Platelet Interaction with Vessel Wall and Collagen in Pigs with Homozygous von Willebrand’s Disease Associated with Abnormal Collagen Aggregation

Abstract

SummaryA subgroup of pigs with von Willebrand’s disease from the Mayo Clinic stock shows abnormal platelet aggregation in response to collagen [vWD-Homo(-)], in contrast to the normal aggregation responses observed in the main colony of pigs with homozygous vWD [vWD-Homo(+)]. This subgroup has been characterized at Mayo as a storage pool deficiency due to the reduced levels of ADP and Serotonin in the platelet dense granules.
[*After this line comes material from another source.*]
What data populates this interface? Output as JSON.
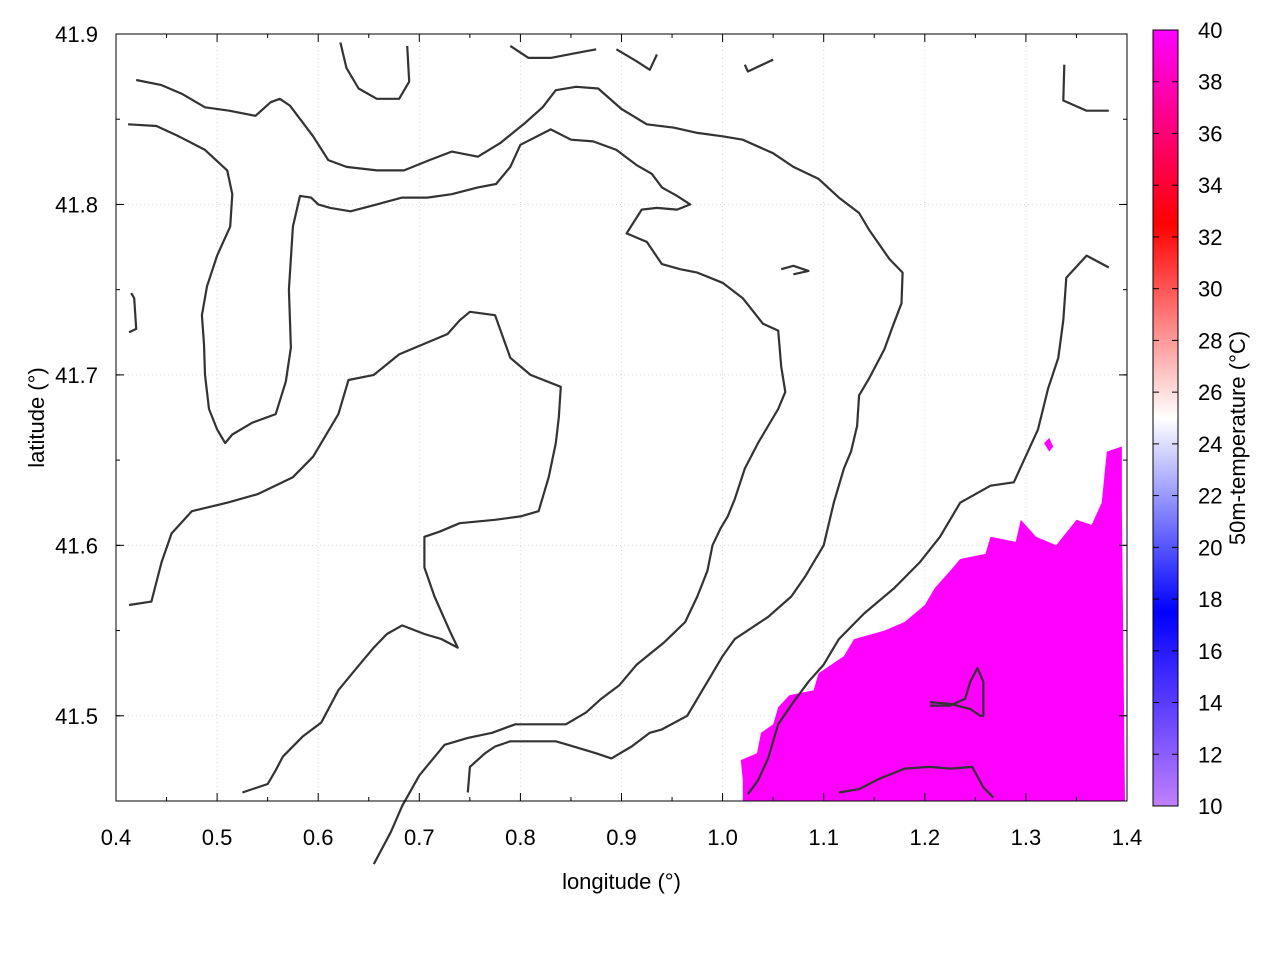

In the present studies, an ex-vivo perfusion chamber was utilized to investigate the deposition of 111In-labeled platelets on aortic subendothelium and collagen type I exposed to blood from vWD-Homo(-), vWD-Homo(+) and normal animals. Both non-anticoagulated and heparinized blood were exposed for wall shear rates ranging from 212 sec-1 to 3380 sec-1 and exposure times as long as 30 min. An enhanced decrease in platelet deposition in the vWD-Homo(-) animals was observed compared to vWD-Homo(+) animals. The decrease was observed primarily at the higher shear rates and was more pronounced in the absence of heparin and on the collagenous substrate. Thus, the abnormality in collagen-induced aggregation, which has been characterized as a storage-pool type defect, results in a decreased platelet deposition compared with that produced by severe vWD alone.